林云殊难得见他这幅局促的模样,不由轻轻一笑,笑意浅浅漾开,眉眼弯弯,清秀之中平添几分生动。
“听说而已,何况就算是真的也没什么。”
她的声音哪怕带上了几分笑意,依旧让人听之心觉安抚:
“青木镇就这么大,大真人年轻时必然走遍过每一寸土地。你如今坐在这里,他当年也曾坐在这里;你如今看这些书,他当年也看过。你将来若是出色,说不得还会亲见大真人呢。”
林云逻闻言,轻轻叹了口气。
他垂下眼帘,目光落在面前那幅《九宫八卦阵图》上,沉默片刻,而后抬起头,看向林云殊,眼中带着几分羡慕。
“我不过在术算之上有些小小的天赋,才被长辈看重两分……不像姐姐,尚未练气,便已经有了剑气。”
这是族中近来传开的消息,早已在各房之间悄悄流传。
林云殊闻言,面上却并无半分自得之色。
她只是微微摇了摇头,语气平静如水:
“听闻蜀地曾有凡人剑仙,不通修行,不修神通,只凭一腔锐意、一柄铁剑,便能斩妖除魔、护佑一方。族中剑典众多,我不过承袭先祖牙慧,读了几卷、练了几年,侥幸触得一丝皮毛,算不得什么。”
她顿了顿,抬眸看向林云逻:
“倒是你,术算之能,乃是司天根基。司天一道,监天察地,推演命数,调和阴阳。我这点剑气,不过是护身之术,比不得司天能定一族之气运。”
林云逻被她这般一说,倒有些不好意思起来。
他挠了挠头,刚想说什么,一旁的林云珏却忽然开口:
“好啦好啦,你们两个别在这里互相夸来夸去的了。”
她松开挽着林云殊胳膊的手,走到窗边,向外望了一眼。
“天快黑了,再不回去,嬷嬷该念叨了。
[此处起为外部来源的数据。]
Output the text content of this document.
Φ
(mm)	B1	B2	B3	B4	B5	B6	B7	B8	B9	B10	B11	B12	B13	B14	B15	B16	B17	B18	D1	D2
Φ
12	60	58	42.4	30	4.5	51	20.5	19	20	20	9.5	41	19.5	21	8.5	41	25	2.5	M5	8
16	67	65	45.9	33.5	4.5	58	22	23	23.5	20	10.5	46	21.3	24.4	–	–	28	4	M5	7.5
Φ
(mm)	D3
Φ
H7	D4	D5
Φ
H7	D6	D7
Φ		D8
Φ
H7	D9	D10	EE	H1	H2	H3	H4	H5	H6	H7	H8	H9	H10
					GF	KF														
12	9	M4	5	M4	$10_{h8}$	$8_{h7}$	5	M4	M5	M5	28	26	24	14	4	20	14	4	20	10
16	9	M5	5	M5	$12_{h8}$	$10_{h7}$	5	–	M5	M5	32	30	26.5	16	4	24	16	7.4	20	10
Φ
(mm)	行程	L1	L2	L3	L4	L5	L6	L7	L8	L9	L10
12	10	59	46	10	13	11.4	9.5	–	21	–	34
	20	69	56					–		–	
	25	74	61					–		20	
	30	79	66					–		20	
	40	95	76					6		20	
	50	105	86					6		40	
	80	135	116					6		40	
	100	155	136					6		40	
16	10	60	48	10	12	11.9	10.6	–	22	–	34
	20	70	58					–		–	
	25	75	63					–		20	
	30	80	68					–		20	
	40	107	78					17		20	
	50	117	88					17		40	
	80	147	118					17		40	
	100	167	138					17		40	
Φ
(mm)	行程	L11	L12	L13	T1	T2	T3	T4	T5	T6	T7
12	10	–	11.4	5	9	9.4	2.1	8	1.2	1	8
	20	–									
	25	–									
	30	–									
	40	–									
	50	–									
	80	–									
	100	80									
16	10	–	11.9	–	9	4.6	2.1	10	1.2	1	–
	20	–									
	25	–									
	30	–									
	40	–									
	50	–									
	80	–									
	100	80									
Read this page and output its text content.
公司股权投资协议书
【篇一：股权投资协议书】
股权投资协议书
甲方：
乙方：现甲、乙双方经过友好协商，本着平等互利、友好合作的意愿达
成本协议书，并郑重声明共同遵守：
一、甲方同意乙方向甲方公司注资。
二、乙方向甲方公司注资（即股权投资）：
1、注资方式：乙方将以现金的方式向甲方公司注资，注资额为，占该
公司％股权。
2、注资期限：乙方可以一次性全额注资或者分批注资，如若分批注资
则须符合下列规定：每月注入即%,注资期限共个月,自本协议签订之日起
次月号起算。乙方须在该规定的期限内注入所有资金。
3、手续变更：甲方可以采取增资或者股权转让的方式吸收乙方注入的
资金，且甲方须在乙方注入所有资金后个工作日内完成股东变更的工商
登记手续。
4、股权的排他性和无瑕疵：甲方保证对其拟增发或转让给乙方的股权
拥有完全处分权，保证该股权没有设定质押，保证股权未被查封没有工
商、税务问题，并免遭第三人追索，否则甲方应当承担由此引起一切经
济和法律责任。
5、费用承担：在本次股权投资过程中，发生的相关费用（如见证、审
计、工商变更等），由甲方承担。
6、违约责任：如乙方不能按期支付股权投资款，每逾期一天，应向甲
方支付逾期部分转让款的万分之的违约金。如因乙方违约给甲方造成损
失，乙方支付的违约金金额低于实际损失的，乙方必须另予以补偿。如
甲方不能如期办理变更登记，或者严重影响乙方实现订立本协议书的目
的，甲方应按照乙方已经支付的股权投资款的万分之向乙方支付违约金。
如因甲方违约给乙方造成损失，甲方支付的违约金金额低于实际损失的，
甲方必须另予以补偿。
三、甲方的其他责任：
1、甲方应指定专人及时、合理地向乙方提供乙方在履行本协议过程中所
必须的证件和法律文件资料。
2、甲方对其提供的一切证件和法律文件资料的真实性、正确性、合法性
”
果然,窗外天色已渐渐暗了下来。
西边天际,最后一缕霞光正在悄然隐去,暮色如轻纱般笼罩下来,将远山近树都染上一层朦胧的青灰。
林云殊顺着她的目光望去,微微颔首:
“珏姐姐说得是,该回了。”
她转回头,看向林云逻,浅浅一笑:
“你好好练,说不定问祖那日,能得大真人亲至,亲眼看一看你的术算之功。”
林云逻闻言,那张小脸上瞬间浮现出几分紧张。
他用力点了点头:
“嗯!两位姐姐慢走。”
林云珏也冲他摆了摆手:
“好好练啊,别偷懒!”
说罢,她挽着林云殊的胳膊,趴在她耳边,不知在说些什么悄悄话,一边说,一边拉着她向门外走去。
走到门口,她忽然回过头来,冲着林云逻眨了眨眼,脸上满是促狭的笑意。
而后,那抹鹅黄与素白的身影,渐渐消失在暮色之中。